The reproducible builds effort means same input (code, libraries, compiler, flags, build-environment), should give the same output (build artifacts). I don't think RB is trying to get reproducible across platforms and across varying compilers/dependencies -- that is a much bigger and much harder goal.
> There is always going to be a degree of un-reproducibility just due to the nature of math.
Fundamentally the math is deterministic (reproducible): if you do the same sequence of mathematical operations you get the same result. I gather you're getting at the non-associativity of floating point (eg additions), which is a fair point, but if you arrange to do your floating point operations in the same sequence then it will be reproducible.
Multithreaded code can easily be non-deterministic, with things like OS preemption leaking into the sandbox. Guaranteed determinism is hard, it needs a deterministic emulator.

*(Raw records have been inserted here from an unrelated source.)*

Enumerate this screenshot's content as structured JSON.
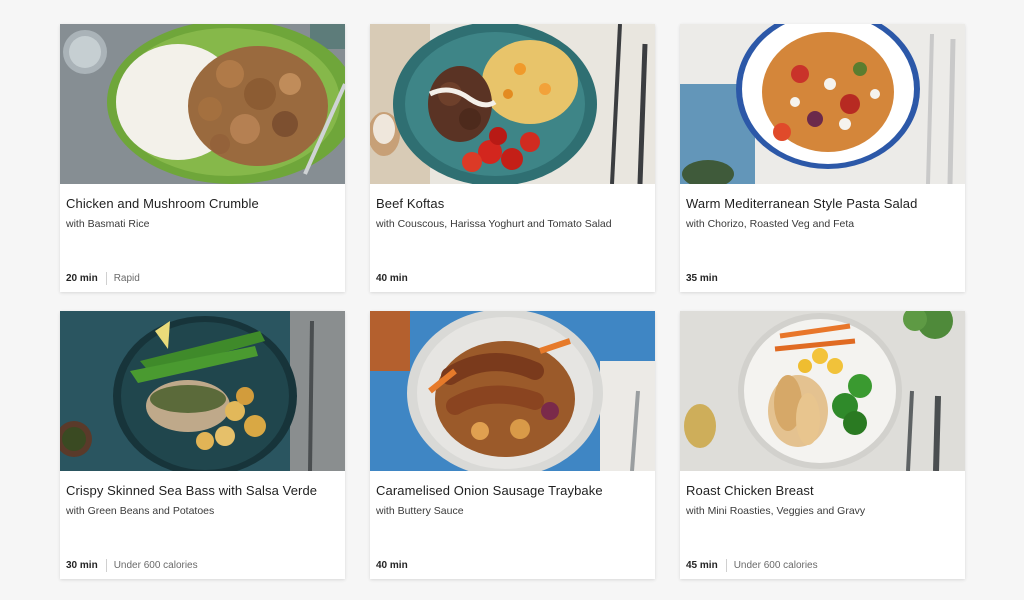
{
  "recipes": [
    {
      "title": "Chicken and Mushroom Crumble",
      "subtitle": "with Basmati Rice",
      "time": "20 min",
      "tag": "Rapid",
      "image_icon": "chicken-rice-plate-image"
    },
    {
      "title": "Beef Koftas",
      "subtitle": "with Couscous, Harissa Yoghurt and Tomato Salad",
      "time": "40 min",
      "tag": "",
      "image_icon": "beef-kofta-plate-image"
    },
    {
      "title": "Warm Mediterranean Style Pasta Salad",
      "subtitle": "with Chorizo, Roasted Veg and Feta",
      "time": "35 min",
      "tag": "",
      "image_icon": "pasta-salad-plate-image"
    },
    {
      "title": "Crispy Skinned Sea Bass with Salsa Verde",
      "subtitle": "with Green Beans and Potatoes",
      "time": "30 min",
      "tag": "Under 600 calories",
      "image_icon": "sea-bass-plate-image"
    },
    {
      "title": "Caramelised Onion Sausage Traybake",
      "subtitle": "with Buttery Sauce",
      "time": "40 min",
      "tag": "",
      "image_icon": "sausage-traybake-plate-image"
    },
    {
      "title": "Roast Chicken Breast",
      "subtitle": "with Mini Roasties, Veggies and Gravy",
      "time": "45 min",
      "tag": "Under 600 calories",
      "image_icon": "roast-chicken-plate-image"
    }
  ]
}
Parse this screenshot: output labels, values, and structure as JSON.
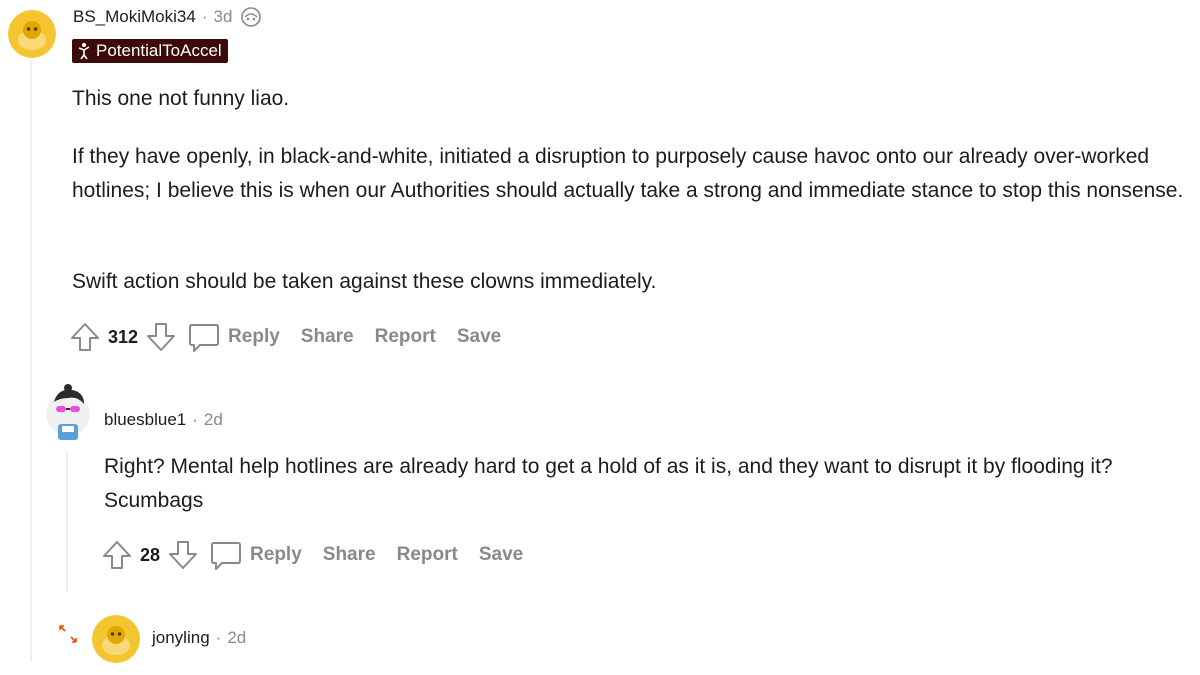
{
  "comments": [
    {
      "username": "BS_MokiMoki34",
      "separator": "·",
      "time": "3d",
      "flair": "PotentialToAccel",
      "paragraphs": [
        "This one not funny liao.",
        "If they have openly, in black-and-white, initiated a disruption to purposely cause havoc onto our already over-worked hotlines; I believe this is when our Authorities should actually take a strong and immediate stance to stop this nonsense.",
        "Swift action should be taken against these clowns immediately."
      ],
      "votes": "312",
      "actions": {
        "reply": "Reply",
        "share": "Share",
        "report": "Report",
        "save": "Save"
      }
    },
    {
      "username": "bluesblue1",
      "separator": "·",
      "time": "2d",
      "paragraphs": [
        "Right? Mental help hotlines are already hard to get a hold of as it is, and they want to disrupt it by flooding it? Scumbags"
      ],
      "votes": "28",
      "actions": {
        "reply": "Reply",
        "share": "Share",
        "report": "Report",
        "save": "Save"
      }
    },
    {
      "username": "jonyling",
      "separator": "·",
      "time": "2d"
    }
  ],
  "colors": {
    "avatar_yellow": "#f5c531",
    "flair_bg": "#3d0a0a",
    "muted": "#878a8c",
    "thread_line": "#edeff1",
    "expand_icon": "#ff4500"
  },
  "icons": [
    "snoo-avatar",
    "award-icon",
    "flair-icon",
    "upvote-icon",
    "downvote-icon",
    "comment-icon",
    "expand-icon"
  ]
}
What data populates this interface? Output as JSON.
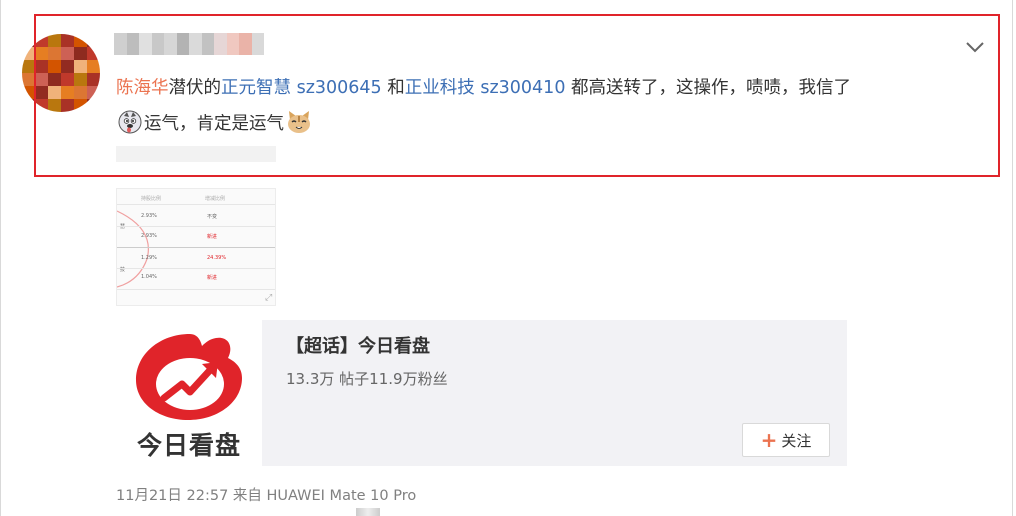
{
  "post": {
    "text_parts": {
      "mention": "陈海华",
      "t1": "潜伏的",
      "company1": "正元智慧",
      "stock1": "sz300645",
      "t2": " 和",
      "company2": "正业科技",
      "stock2": "sz300410",
      "t3": " 都高送转了，这操作，啧啧，我信了",
      "t4": "运气，肯定是运气"
    },
    "emojis": [
      "doge-emoji-icon",
      "cat-emoji-icon"
    ]
  },
  "thumbnail": {
    "headers": [
      "持股比例",
      "增减比例"
    ],
    "side_labels": [
      "慧",
      "技"
    ],
    "rows": [
      {
        "pct": "2.93%",
        "change": "不变",
        "red": false
      },
      {
        "pct": "2.93%",
        "change": "新进",
        "red": true
      },
      {
        "pct": "1.29%",
        "change": "24.39%",
        "red": true
      },
      {
        "pct": "1.04%",
        "change": "新进",
        "red": true
      }
    ]
  },
  "card": {
    "title": "【超话】今日看盘",
    "stats": "13.3万 帖子11.9万粉丝",
    "logo_text": "今日看盘",
    "follow_label": "关注"
  },
  "meta": {
    "time": "11月21日 22:57",
    "source_prefix": "来自",
    "source": "HUAWEI Mate 10 Pro"
  },
  "colors": {
    "highlight_border": "#e0242a",
    "link_orange": "#eb7350",
    "link_blue": "#3d6fb5",
    "weibo_red": "#e0242a"
  }
}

Not really for building code, at least. It's a common problem, but it's not insurmountable. Use the equivalent of 'make -j1' or whatever...

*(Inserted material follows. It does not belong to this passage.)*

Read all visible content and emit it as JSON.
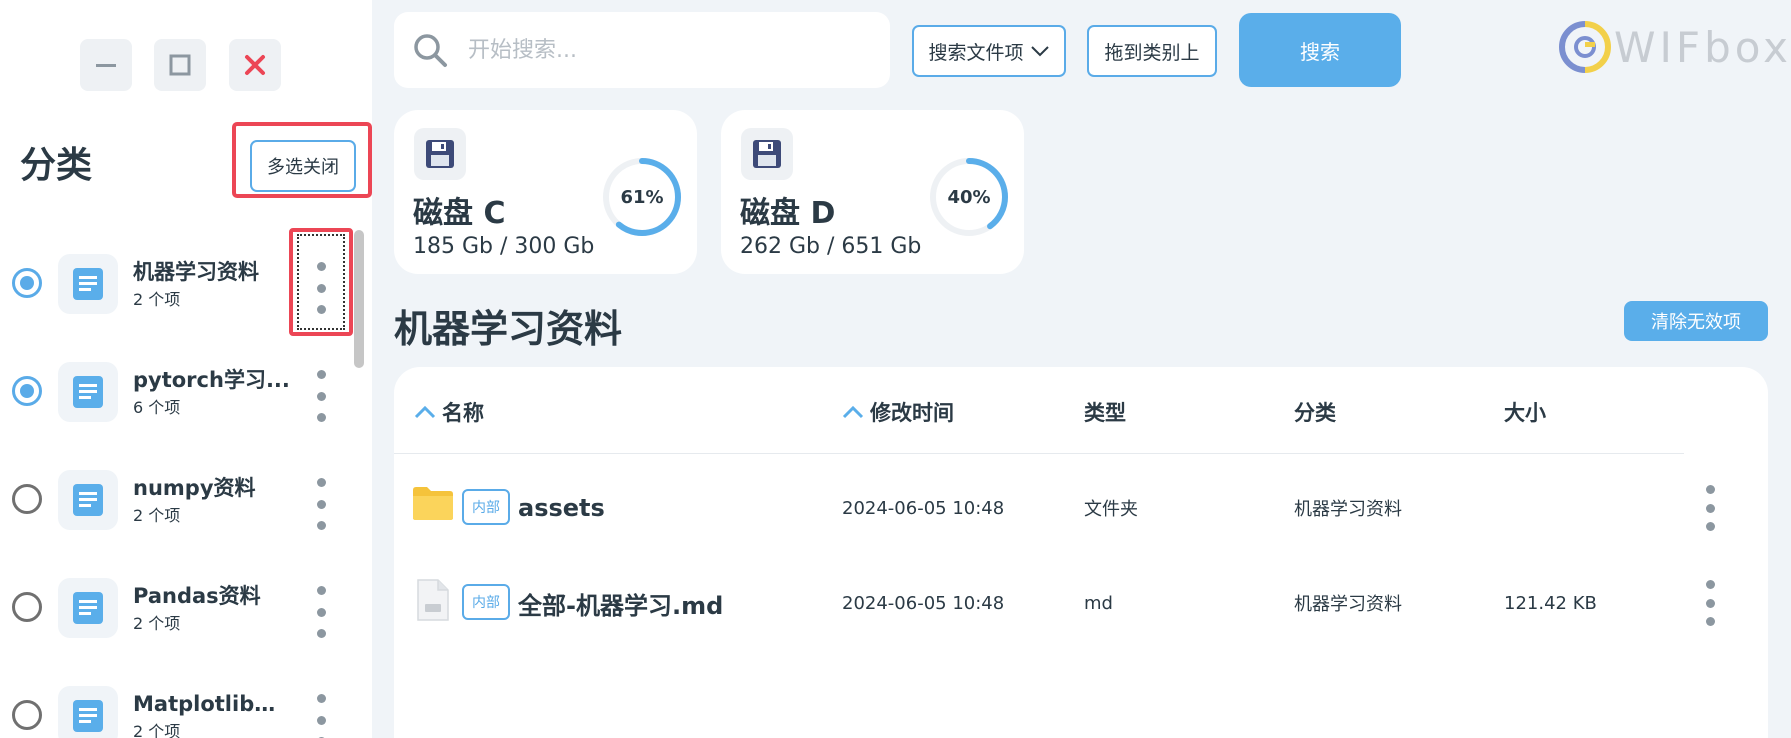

This requires engineering on the part of compiler writers, but ultimately is solvable, given enough funding.
(About the compiler writers part: I'm thinking about GHC Haskell and the like... the Clangs/GCCs of the world will have no problems because of Translation Units. Things may change when Modules are a practical choice.)

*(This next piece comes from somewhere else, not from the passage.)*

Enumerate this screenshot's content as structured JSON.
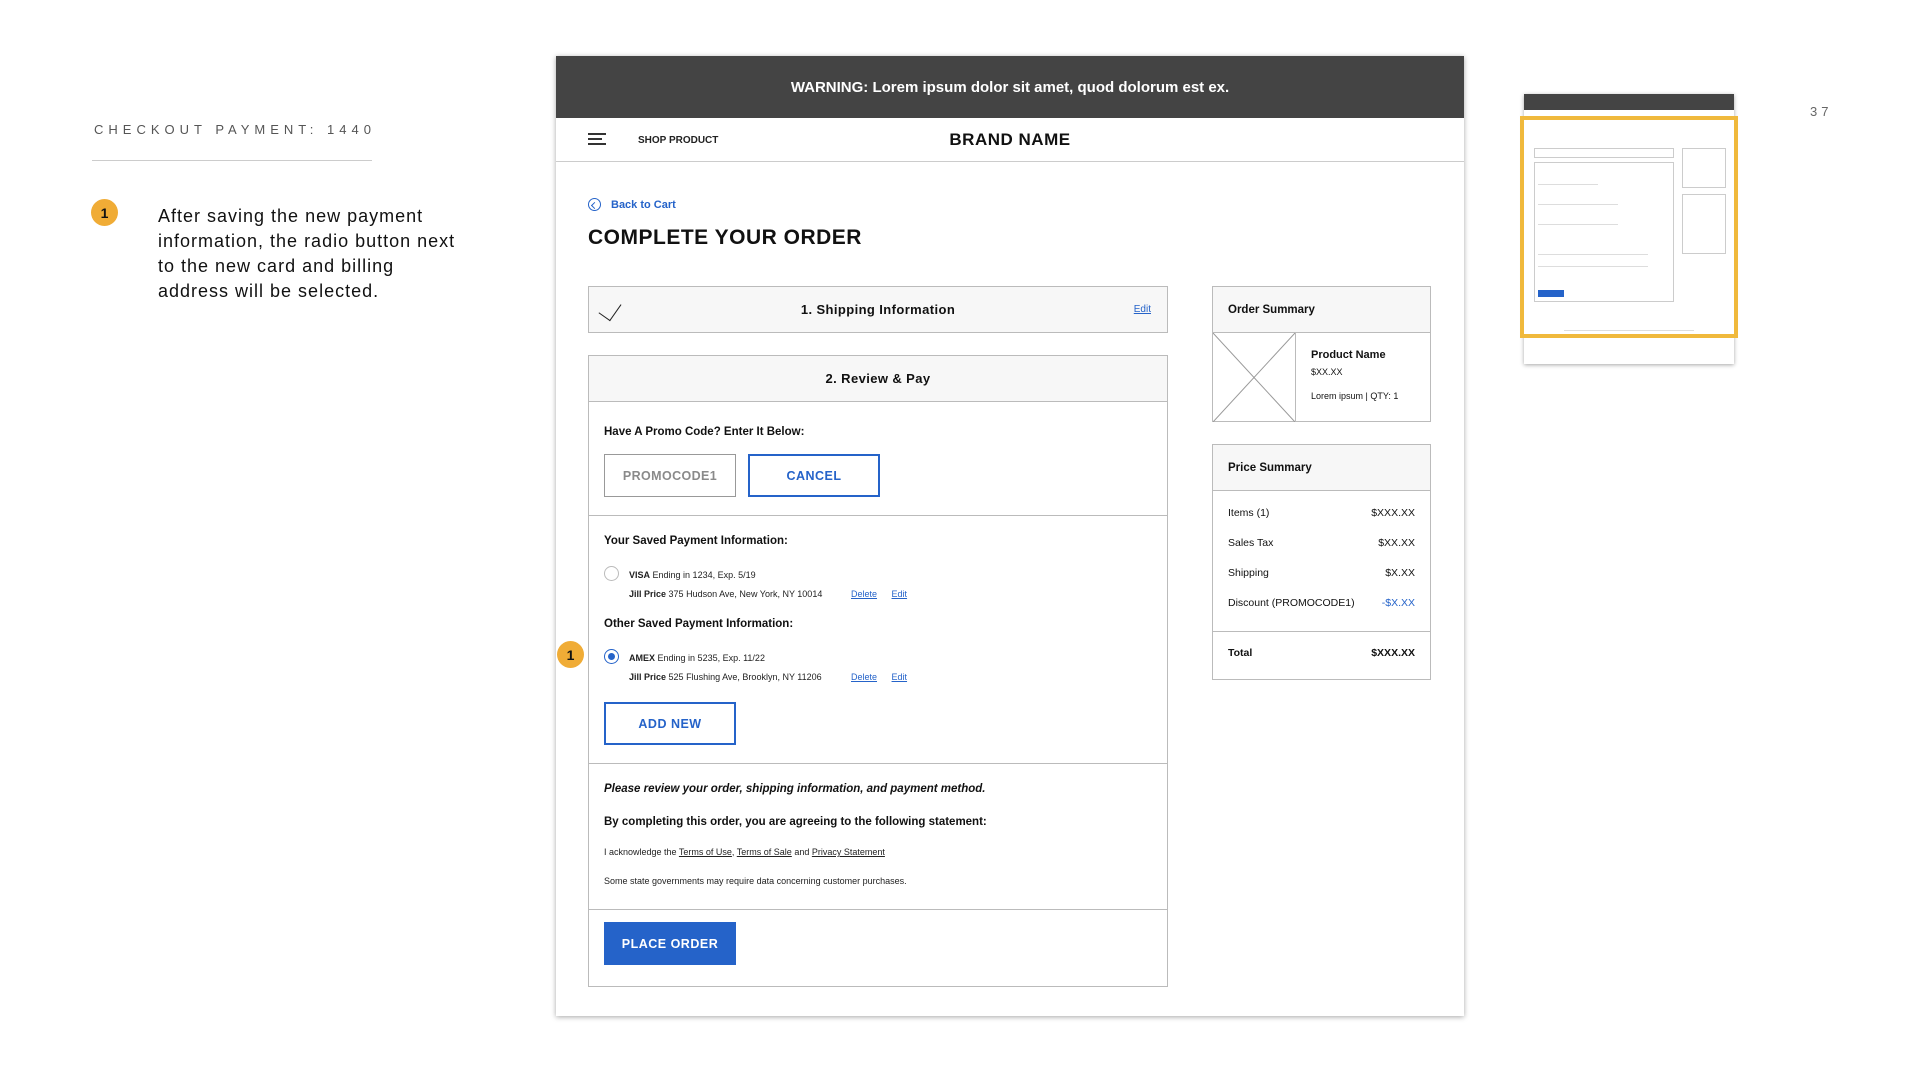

Bug free is less important for reproducible builds, so long as the bugs are reproducible. Compiler bugs are of course still a problem for other reasons.
> There is always going to be a degree of un-reproducibility just due to the nature of math.
Fundamentally the math is deterministic (reproducible): if you do the same sequence of mathematical operations you get the same result. I gather you're getting at the non-associativity of floating point (eg additions), which is a fair point, but if you arrange to do your floating point operations in the same sequence then it will be reproducible.